Part 10 : First Attack

207 24 0
                                    

Tak percaya bahwa hari ini adalah pertandingan terakhir antara Spanyol dan Australia, dua negara yang sama-sama telah tersingkir dari babak penyisihan. Bahkan tak sedikitpun perlah terlintas dibenakku bahwa negara tempat aku tumbuh akan kehilangan jati dirinya di tanah Brazil; di babak penyisihan. Jika dipikir baik-baik, Spanyol atau Australia harusnya tidak melanjutkan permainan mereka, hanya membuang-buang waktu. Tapi aturan tetaplah aturan, reputasi negara sebesar Spanyol tidak mungkin dikorbankan hanya  untuk hal konyol semacam itu. Lagi pula yang menghalalkan pelanggaran aturan hanyalah aku. Ella. Lebih menyedihkan lagi jika negaraku harus kalah dari Australia, skema yang kulihat dari Rafael memang menunjukkan kemenangan untuk Spanyol. Ya... harusnya kami yang lolos nantinya jika sebelumnya Rafael gagal mengacau.

Jika seperti ini, apakah aku harus kembali ke Spanyol bersama Jordi. Demi Tuhan, aku mulai menikmati permainan ini, rasanya sangat menyenangkan hidup di atas sebuah van  dan berpindah setiap harinya mengarungi Brasil selama piala dunia. Aku belum mengunjungi Recife, atau Natal, bahkan aku belum menginjakkan kakiku di Belo Horizonte. Mungkin saja kota-kota itu akan menjadi tujuan selanjutnya bagi teman-teman baruku.

Curitiba adalah kota yang menyenangkan, terlebih melewatkannya dengan Arthur dan teman-temannya. Kami pergi ke Bangunan Marques Generoso yang menakjubkan, ke Museum Oscar Neimeyer meski hanya sampai bagian depannya saja. Tapi aku tidak akan ragu untuk mengatakan bahwa itu adalah hal paling membahagiakan dalam hidupku. Sekarang, aku lebih menyukai Brasil ketimbang Spanyol .

     " Ella... kau akan menonton pertandingan Spanyol kan ?." Arthur menghampiriku yang sedang memperhatikan orang-orang di sekitar hotel tempat kami menginap dari jendela kamar.

            " Uhmm... aku tak tahu." Kataku setengah mengeluh, perasaanku sekarang benar-benar tak dapat dijelaskan.

          " Apa kau tak menghubungi pria itu dan meminta tiket kepadanya." Kata-kata Arthur seperti menamparku dengan keras.
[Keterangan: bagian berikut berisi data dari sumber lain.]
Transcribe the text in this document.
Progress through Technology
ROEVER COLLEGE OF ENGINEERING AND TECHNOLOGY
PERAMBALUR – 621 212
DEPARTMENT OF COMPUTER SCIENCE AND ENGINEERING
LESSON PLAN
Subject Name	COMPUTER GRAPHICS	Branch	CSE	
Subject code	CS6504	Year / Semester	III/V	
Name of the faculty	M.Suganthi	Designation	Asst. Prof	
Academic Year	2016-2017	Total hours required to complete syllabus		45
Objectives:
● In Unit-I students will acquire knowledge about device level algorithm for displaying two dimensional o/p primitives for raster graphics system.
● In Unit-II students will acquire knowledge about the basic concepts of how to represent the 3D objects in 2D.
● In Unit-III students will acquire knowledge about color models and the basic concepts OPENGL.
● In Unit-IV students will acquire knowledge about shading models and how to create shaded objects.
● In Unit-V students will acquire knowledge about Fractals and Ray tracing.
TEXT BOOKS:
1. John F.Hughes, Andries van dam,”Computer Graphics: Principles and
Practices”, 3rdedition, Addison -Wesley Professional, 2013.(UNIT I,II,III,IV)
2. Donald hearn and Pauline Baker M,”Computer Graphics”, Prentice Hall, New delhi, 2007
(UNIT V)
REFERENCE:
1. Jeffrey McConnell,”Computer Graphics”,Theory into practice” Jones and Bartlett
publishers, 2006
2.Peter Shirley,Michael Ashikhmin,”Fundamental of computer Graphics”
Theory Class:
Dia benar-benar tahu bagaimana membuat mood orang rusak dalam waktu singkat.

            " Ugghh... kau menjijikan." Aku nyaris melayangkan tinjuku padanya, jika bukan karena peringatan dari batinku.

            " Lalu, apa dia kekasihmu ?." sekarang lihatlah bagaimana Arthur bersikap, dia tetap tenang seolah apa yang ia katakan sama sekali tak memancing emosiku.

            " Kau tidak sedang mengorek informasi tentangku kan ?."

            " Well... aku anggap dia memang kekasihmu." Arthur mengangkat sebelah alisnya.

            " Berapa lama kalian bersama ?." Lanjutnya kemudian tetap dengan nada bicara yang sama.

            " F*ck you Arthur." Aku memutuskan untuk meninggalkannya.

            " Uhmm Ella, tunggu. Jika kau ingin menonton pertandingan, aku punya tiket untukmu. Masuklah dengan cara yang benar." Arthur mencegahku sebelum aku meninggalkan tempat itu.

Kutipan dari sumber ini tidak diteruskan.